A profession with a reputation for being dominated by technical types and constrained by cash shortages and overbearing politicians is unlikely to be an enticing prospect for students pondering their future.
But that is exactly the problem faced by the transport planning profession, according to latest research from the Transport Planning Skills Initiative (TPSI). A report published last week (Planning, 21 November, p3) offers a further stark warning that transport planning is in dire need of an image revamp if it is to redress the skills shortage that threatens to undermine the government's transport programme.
Transport planning, like its land-use counterpart, is experiencing serious recruitment problems. The report puts this into context by predicting that many of the priorities of local, regional and national government will be undeliverable if the situation is not improved.
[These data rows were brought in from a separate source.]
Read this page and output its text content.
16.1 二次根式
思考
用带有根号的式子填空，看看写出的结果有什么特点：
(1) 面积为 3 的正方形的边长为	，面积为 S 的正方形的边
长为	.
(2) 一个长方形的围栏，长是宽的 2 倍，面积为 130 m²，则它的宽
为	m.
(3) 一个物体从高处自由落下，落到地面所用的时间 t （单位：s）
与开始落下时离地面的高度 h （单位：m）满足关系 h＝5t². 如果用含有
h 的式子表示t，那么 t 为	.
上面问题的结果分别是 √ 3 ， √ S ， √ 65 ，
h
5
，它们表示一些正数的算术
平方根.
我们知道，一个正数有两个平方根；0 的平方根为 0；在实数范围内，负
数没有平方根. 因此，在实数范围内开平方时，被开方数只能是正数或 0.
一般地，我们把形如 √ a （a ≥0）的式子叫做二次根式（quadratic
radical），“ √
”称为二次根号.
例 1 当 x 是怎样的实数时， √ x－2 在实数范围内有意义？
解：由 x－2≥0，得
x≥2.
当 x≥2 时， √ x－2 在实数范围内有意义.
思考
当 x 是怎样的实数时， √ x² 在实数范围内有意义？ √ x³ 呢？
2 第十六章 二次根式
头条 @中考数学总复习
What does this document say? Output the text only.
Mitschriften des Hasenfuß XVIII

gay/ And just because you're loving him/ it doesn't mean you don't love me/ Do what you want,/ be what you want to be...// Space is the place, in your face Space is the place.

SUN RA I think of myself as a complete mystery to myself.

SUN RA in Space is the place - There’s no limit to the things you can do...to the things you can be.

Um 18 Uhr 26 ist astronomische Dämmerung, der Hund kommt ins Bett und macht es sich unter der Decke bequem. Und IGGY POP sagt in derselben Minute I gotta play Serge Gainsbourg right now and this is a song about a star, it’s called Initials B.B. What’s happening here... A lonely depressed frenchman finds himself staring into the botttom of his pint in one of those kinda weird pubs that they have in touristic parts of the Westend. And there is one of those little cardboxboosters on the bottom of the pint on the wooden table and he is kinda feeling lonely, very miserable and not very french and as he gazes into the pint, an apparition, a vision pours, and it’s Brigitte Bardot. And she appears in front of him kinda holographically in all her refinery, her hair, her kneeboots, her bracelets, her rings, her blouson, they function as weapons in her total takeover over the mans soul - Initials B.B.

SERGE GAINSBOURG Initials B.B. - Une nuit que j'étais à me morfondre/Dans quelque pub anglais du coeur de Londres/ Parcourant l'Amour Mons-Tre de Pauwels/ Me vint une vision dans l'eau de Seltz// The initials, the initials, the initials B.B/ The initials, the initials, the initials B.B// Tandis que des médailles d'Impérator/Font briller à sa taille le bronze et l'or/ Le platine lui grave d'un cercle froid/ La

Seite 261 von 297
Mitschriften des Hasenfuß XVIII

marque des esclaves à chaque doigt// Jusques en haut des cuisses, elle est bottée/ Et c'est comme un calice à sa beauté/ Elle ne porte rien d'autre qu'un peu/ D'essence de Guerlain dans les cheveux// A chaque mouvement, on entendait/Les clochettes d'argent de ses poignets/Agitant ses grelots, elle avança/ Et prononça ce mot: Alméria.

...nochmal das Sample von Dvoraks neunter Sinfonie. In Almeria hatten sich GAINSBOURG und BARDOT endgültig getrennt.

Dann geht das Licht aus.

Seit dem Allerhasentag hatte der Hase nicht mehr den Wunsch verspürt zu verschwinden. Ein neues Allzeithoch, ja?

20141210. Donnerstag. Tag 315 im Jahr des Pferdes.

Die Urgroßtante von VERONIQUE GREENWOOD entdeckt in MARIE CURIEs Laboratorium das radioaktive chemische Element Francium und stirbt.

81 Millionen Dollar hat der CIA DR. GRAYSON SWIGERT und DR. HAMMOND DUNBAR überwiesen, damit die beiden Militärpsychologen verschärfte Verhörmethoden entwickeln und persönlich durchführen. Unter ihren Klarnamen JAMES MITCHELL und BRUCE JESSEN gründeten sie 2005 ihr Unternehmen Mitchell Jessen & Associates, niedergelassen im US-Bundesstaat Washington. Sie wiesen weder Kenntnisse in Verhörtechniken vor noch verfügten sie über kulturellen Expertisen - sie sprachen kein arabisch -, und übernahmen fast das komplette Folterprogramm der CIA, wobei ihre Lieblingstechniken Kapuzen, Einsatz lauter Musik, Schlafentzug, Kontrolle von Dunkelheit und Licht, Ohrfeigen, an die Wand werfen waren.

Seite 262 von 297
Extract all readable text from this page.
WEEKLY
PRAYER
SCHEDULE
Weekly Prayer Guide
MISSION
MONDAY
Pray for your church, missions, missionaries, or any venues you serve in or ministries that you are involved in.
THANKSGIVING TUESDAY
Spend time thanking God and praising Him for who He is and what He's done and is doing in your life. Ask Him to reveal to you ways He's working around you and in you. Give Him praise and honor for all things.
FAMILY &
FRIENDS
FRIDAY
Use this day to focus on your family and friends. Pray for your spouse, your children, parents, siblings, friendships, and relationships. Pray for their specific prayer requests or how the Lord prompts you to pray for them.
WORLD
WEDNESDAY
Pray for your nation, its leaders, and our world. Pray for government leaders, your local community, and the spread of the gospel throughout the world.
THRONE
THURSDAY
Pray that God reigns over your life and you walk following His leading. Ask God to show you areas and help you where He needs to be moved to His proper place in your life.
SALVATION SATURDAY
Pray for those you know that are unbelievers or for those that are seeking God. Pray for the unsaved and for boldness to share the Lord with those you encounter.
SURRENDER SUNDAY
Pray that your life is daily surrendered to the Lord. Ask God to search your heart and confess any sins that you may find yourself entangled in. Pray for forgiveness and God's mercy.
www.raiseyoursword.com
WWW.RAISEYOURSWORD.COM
The TPSI accepts that one of the reasons for this is the profession's image problem. Those working in the trade are concerned by the professional identity issue. The lack of a separate transport planning institute, an uncertain career path and difficulty in recruiting staff are all symptoms, it warns.
"There is real concern about the lack of a strong identity for transport planning as a profession and of clear career paths," according to the report. "Undergraduates have a poor perception, seeing it as being dominated by men in suits, nerdy and likely to be frustrating because of public sector financial constraints and political influences."
So the need for transport planning to rebrand itself is clear. There is both good and bad news. Transport planners' experience of their job is overwhelmingly positive, the research confirms. Transport Planning Society members are happy with their career choice, with 85 per cent saying that they are either very satisfied or satisfied.
The bad news is that efforts to improve the image of transport planning are hindered by the fact that there is no single institution for the profession with a remit to boost its gravitas. The five or six other institutes that have a foothold in transport planning all have other more dominant interests, the report points out.
"It is clear that neither transport planners nor their employers see any one of these as being particularly appropriate," it declares. "There is a call from employers for the establishment of a common transport planning route to chartered membership."
Not everyone necessarily agrees. Links between the RTPI and the transport planning profession are good, claims Jim Claydon of the University of the West of England. "There is close working between the RTPI transport planning panel and the transport institutions," he says. "But there is a need for a clear voice for transport planning."
The shortage of transport planners shows no signs of abating. According to the report, 84 per cent of employers have tried to recruit in the past year and 89 per cent of these have experienced difficulty, especially in trying to appoint staff with three to eight years' experience.
The report points to the following actions taken by employers:
- Using consultants for specific contracts (57 per cent).
- Recruiting inexperienced staff (52 per cent).
- Recruiting staff with a less relevant skill set (46 per cent).
- Increasing recruitment activities (36 per cent).
But only 31 per cent of employers have improved pay and conditions as a result of recruitment problems, while five per cent have taken no action at all.
The nature of the job is changing and key skills for transport planners are likely to be as much an ability to communicate, work with other people and being politically aware as having a sound grip of transport policy.
Transport Planning Skills Initiative: Researching the Profession is available from Andy Costain (tel) 020 7348 1975.